Certainly, for any payment solution to work, the solution must be ubiquitous. Smaller banks or credit unions might not have the technical capacity or resource bandwidth to be able to post their payments that quickly. Indeed, a similar NACHA initiative for same-day payments was voted down in 2012; one of the key arguments against the initiative was that NACHA had not provided enough business rationale to support the required investments.
This time around, though, NACHA has done several things differently. They’ve clarified ten distinct major business cases in support of same-day payments. The initiative provides more functionality for ODFIs to earn a positive return on the investment.

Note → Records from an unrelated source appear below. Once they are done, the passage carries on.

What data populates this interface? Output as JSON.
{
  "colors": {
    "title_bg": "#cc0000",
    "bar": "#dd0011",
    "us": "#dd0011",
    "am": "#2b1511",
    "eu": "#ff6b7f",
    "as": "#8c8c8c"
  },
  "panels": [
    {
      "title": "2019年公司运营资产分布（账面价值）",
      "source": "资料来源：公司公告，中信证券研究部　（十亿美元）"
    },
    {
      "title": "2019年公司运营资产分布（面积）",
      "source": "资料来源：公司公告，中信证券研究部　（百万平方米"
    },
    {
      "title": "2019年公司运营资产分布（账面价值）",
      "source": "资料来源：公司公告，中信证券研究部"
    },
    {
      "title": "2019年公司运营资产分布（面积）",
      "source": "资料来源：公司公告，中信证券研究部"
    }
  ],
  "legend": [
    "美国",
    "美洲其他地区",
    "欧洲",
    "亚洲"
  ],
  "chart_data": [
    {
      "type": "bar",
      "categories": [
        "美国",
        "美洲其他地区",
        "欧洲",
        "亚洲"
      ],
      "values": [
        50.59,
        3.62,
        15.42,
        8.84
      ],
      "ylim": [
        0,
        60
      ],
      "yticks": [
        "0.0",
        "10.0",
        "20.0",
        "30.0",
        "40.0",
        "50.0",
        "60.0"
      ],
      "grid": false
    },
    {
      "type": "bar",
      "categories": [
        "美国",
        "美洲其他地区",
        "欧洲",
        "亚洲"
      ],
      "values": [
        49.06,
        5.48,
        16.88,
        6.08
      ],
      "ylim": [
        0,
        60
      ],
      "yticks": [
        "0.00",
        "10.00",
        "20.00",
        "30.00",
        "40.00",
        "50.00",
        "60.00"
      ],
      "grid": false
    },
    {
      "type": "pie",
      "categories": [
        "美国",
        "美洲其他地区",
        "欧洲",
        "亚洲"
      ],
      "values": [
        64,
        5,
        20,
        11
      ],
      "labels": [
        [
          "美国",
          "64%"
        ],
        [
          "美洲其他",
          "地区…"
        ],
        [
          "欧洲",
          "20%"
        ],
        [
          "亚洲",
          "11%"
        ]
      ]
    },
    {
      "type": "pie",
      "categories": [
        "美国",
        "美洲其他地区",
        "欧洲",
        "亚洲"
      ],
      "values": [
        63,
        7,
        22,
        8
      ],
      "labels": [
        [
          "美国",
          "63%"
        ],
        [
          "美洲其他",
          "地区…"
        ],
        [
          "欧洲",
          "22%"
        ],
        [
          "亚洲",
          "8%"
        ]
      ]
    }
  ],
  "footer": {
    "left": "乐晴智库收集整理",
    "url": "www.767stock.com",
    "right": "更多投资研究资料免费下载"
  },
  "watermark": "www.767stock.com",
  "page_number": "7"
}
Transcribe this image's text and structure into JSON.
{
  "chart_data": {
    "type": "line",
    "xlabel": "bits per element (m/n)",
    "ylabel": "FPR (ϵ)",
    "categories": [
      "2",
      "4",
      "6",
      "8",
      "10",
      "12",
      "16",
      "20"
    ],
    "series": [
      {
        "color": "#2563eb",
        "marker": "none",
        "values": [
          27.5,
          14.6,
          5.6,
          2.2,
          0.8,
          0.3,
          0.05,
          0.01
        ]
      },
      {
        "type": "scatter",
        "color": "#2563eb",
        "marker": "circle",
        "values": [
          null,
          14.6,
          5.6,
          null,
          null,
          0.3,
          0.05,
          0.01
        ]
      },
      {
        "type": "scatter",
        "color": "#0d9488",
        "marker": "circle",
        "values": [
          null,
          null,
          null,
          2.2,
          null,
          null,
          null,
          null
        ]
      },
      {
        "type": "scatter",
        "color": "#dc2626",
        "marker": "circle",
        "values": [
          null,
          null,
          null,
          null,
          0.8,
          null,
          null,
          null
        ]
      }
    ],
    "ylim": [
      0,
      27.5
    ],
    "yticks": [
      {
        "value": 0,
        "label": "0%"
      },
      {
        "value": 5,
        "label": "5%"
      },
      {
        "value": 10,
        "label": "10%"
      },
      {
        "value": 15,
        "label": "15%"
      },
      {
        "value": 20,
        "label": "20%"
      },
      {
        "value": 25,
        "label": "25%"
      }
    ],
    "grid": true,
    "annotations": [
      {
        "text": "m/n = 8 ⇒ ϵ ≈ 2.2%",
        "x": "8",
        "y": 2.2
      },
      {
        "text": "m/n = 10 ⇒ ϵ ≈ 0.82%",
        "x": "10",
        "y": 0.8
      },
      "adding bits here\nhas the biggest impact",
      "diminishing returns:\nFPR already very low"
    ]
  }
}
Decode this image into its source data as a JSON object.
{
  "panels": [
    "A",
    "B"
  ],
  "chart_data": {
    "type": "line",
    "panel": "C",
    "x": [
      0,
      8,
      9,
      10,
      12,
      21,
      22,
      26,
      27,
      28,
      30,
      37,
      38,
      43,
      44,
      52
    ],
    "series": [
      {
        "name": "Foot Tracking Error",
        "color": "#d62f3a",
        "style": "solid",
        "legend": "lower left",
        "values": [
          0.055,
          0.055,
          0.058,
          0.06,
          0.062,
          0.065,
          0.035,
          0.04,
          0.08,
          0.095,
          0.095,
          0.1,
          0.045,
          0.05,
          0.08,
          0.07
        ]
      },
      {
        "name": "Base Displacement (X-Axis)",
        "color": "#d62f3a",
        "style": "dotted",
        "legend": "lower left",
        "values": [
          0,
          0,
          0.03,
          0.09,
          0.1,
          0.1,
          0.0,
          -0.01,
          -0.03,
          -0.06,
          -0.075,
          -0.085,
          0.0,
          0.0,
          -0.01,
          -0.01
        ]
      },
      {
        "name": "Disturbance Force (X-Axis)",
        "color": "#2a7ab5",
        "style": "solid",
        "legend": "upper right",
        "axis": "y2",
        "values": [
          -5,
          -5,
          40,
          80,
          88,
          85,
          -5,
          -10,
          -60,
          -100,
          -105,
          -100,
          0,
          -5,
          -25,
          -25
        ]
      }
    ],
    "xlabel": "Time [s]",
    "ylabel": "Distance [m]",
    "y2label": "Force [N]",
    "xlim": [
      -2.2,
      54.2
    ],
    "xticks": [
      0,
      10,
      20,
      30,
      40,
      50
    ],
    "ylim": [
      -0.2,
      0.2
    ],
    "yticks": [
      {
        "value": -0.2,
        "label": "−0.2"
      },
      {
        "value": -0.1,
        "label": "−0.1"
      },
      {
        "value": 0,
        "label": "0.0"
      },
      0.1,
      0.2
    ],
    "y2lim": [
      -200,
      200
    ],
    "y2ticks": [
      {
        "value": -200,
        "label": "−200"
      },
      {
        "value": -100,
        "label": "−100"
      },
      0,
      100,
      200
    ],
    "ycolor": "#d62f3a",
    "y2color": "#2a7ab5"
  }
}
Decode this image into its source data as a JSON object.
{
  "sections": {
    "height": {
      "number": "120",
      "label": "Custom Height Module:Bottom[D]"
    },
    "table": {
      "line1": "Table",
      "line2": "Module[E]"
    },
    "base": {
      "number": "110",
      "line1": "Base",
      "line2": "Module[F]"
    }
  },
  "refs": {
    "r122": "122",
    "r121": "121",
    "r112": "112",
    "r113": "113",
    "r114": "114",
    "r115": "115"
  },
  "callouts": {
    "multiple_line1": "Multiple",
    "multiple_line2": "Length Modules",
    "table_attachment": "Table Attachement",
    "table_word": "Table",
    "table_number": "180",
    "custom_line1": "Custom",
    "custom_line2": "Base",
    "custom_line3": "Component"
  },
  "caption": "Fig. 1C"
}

And with nearly all ACH payments eligible for same-day processing, the solution would de facto become ubiquitous.
One key concern is how NACHA’s new rules fit with changes being considered in the Federal Reserve.
The Fed has also expressed interest in “faster payments,” but they are still sorting out what “faster payments” will actually look like. Their current plan is to convene a taskforce of banks, merchants and acquirers to research and identify potential approaches, with findings to be presented by the end of 2016 and presumably implemented in 2017 or later. Interestingly, the Fed seems to be focused not on all payments, as NACHA is, but primarily on business-to-person, person-to-person, person-to-business, and business-to-business.
Clearly, though, the industry is boldly moving forward to modernize the payment system and create a platform for the creation of new products and services. It’s an exciting time for moving money!
Jeff Thorness is CEO of Forte, a technology company that provides innovative electronic payment solutions for banks, financial institutions and merchants of all sizes.